SCREENINGS, EXHIBITIONS & PERFORMANCES
Namesake: the story of a name

Namesake is a live performance combined with a rich multi-layered audio track. The narrative follows the journey of an artist - Joshua Sofaer - to discover the roots and reverberations of his name.

The audio journey takes him from London to New York where he meets his namesake, the other Joshua Sofaer, who works as a full-time proselytizing missionary with Jews for Jesus, a breakaway Messianic group who believe in the salvation of Jesus but choose to maintain their Jewish heritage.

The namesakes discover that they are in fact related and that they share a Great-Great-Grandfather who lived in mid-Nineteenth Century Baghdad. The Joshua Sofaers discuss what it has been like to live with this name, their lives, religion and politics and how they understand the Hebrew reverberations of their name - Joshua (Salvation) - Sofaer (Scribe). They are both Joshua Sofaer - very different but also exactly the same.
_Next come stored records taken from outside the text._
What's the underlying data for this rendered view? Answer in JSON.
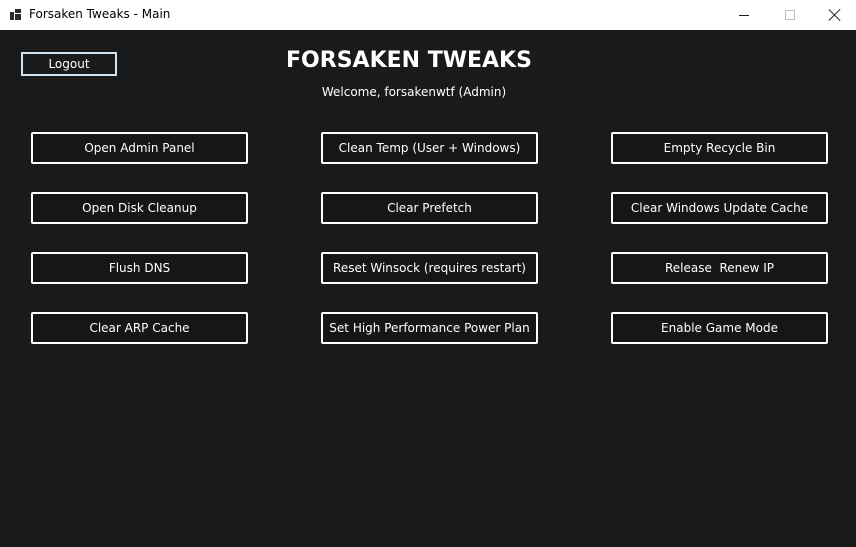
{
  "window": {
    "title": "Forsaken Tweaks - Main"
  },
  "header": {
    "logout_label": "Logout",
    "title": "FORSAKEN TWEAKS",
    "welcome": "Welcome, forsakenwtf (Admin)"
  },
  "buttons": {
    "open_admin_panel": "Open Admin Panel",
    "clean_temp": "Clean Temp (User + Windows)",
    "empty_recycle_bin": "Empty Recycle Bin",
    "open_disk_cleanup": "Open Disk Cleanup",
    "clear_prefetch": "Clear Prefetch",
    "clear_windows_update_cache": "Clear Windows Update Cache",
    "flush_dns": "Flush DNS",
    "reset_winsock": "Reset Winsock (requires restart)",
    "release_renew_ip": "Release  Renew IP",
    "clear_arp_cache": "Clear ARP Cache",
    "set_high_performance": "Set High Performance Power Plan",
    "enable_game_mode": "Enable Game Mode"
  },
  "colors": {
    "background": "#1a1a1a",
    "button_border": "#ffffff",
    "logout_border": "#cfe3f2"
  },
  "icons": {
    "app": "app-window-icon",
    "minimize": "minimize-icon",
    "maximize": "maximize-icon",
    "close": "close-icon"
  }
}
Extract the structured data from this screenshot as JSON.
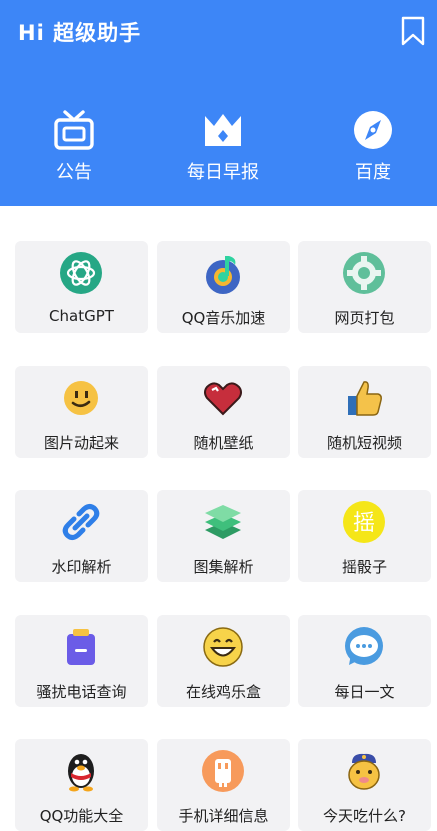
{
  "header": {
    "title": "Hi 超级助手",
    "bookmark_icon": "bookmark-icon",
    "quick_actions": [
      {
        "label": "公告",
        "icon": "announcement-icon"
      },
      {
        "label": "每日早报",
        "icon": "crown-icon"
      },
      {
        "label": "百度",
        "icon": "compass-icon"
      }
    ]
  },
  "colors": {
    "accent": "#3d86f7",
    "card_bg": "#f2f2f4"
  },
  "tools": [
    {
      "label": "ChatGPT",
      "icon": "openai-icon"
    },
    {
      "label": "QQ音乐加速",
      "icon": "music-note-icon"
    },
    {
      "label": "网页打包",
      "icon": "gear-icon"
    },
    {
      "label": "图片动起来",
      "icon": "smile-icon"
    },
    {
      "label": "随机壁纸",
      "icon": "heart-icon"
    },
    {
      "label": "随机短视频",
      "icon": "thumbs-up-icon"
    },
    {
      "label": "水印解析",
      "icon": "link-icon"
    },
    {
      "label": "图集解析",
      "icon": "layers-icon"
    },
    {
      "label": "摇骰子",
      "icon": "shake-badge-icon",
      "badge_text": "摇"
    },
    {
      "label": "骚扰电话查询",
      "icon": "phone-block-icon"
    },
    {
      "label": "在线鸡乐盒",
      "icon": "grin-face-icon"
    },
    {
      "label": "每日一文",
      "icon": "chat-bubble-icon"
    },
    {
      "label": "QQ功能大全",
      "icon": "qq-penguin-icon"
    },
    {
      "label": "手机详细信息",
      "icon": "phone-info-icon"
    },
    {
      "label": "今天吃什么?",
      "icon": "chef-face-icon"
    }
  ]
}
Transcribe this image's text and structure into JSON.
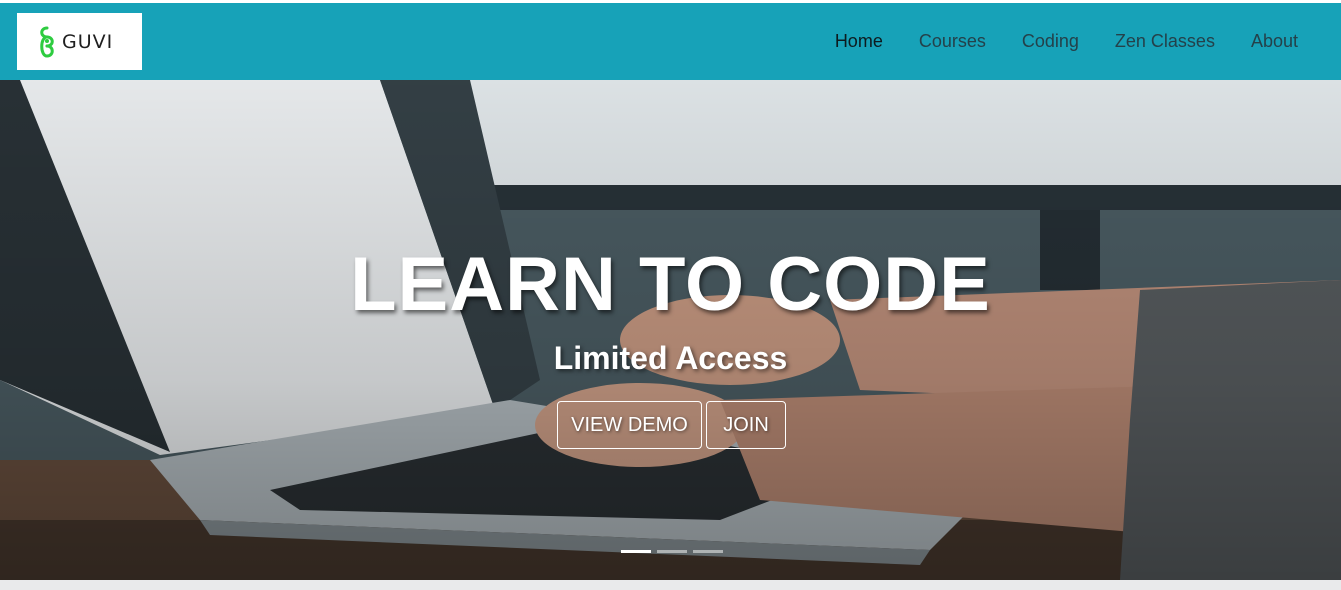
{
  "brand": {
    "name": "GUVI",
    "accent": "#2ecc40"
  },
  "colors": {
    "navbar": "#17a2b8",
    "nav_text": "#24414a",
    "hero_text": "#ffffff"
  },
  "nav": {
    "items": [
      {
        "label": "Home",
        "active": true
      },
      {
        "label": "Courses",
        "active": false
      },
      {
        "label": "Coding",
        "active": false
      },
      {
        "label": "Zen Classes",
        "active": false
      },
      {
        "label": "About",
        "active": false
      }
    ]
  },
  "hero": {
    "title": "LEARN TO CODE",
    "subtitle": "Limited Access",
    "buttons": {
      "demo": "VIEW DEMO",
      "join": "JOIN"
    },
    "slides": {
      "count": 3,
      "active_index": 0
    }
  }
}
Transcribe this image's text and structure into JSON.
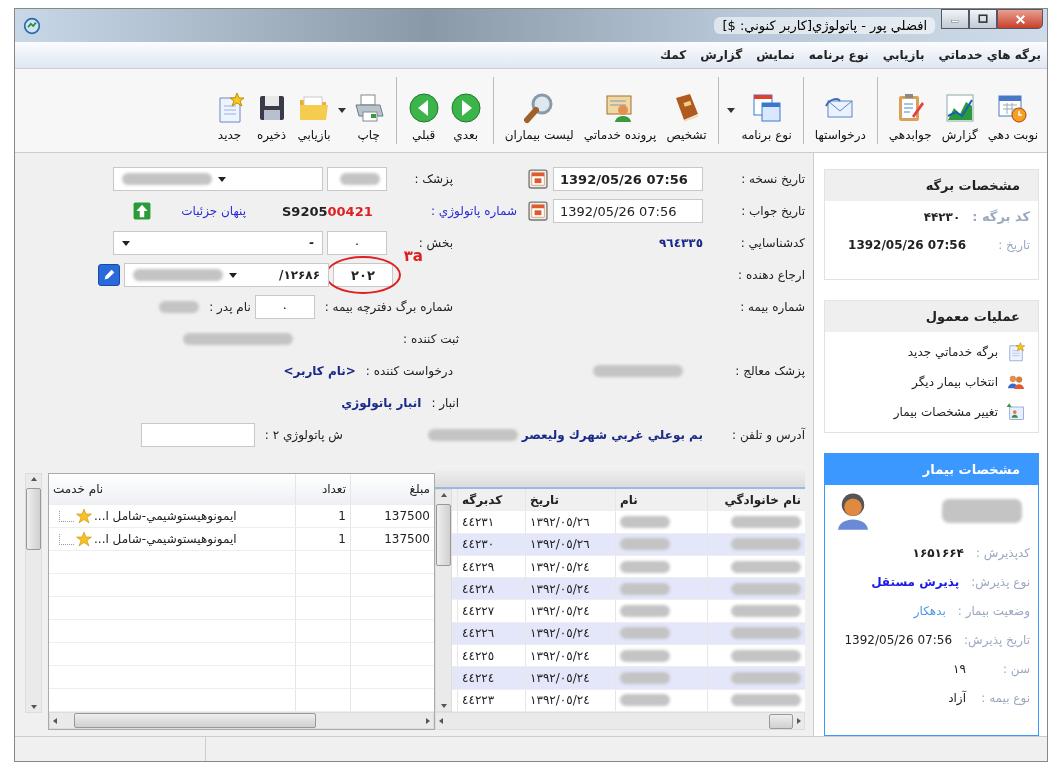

Part documentary, part autobiography, Namesake is at times humorous and at times provocative. It asks us to imagine what our lives would have been like if our parents had called us something else instead.

Rachel Garfield's essay 'Towards a Re-articulation of Cultural Identity: Problematising the Jewish Subject in Art' in Third Text (Vol. 20, Issue 1 pp.99-108) analyses Namesake in relation to the portrayal of Jewish subjecthood in arts practice.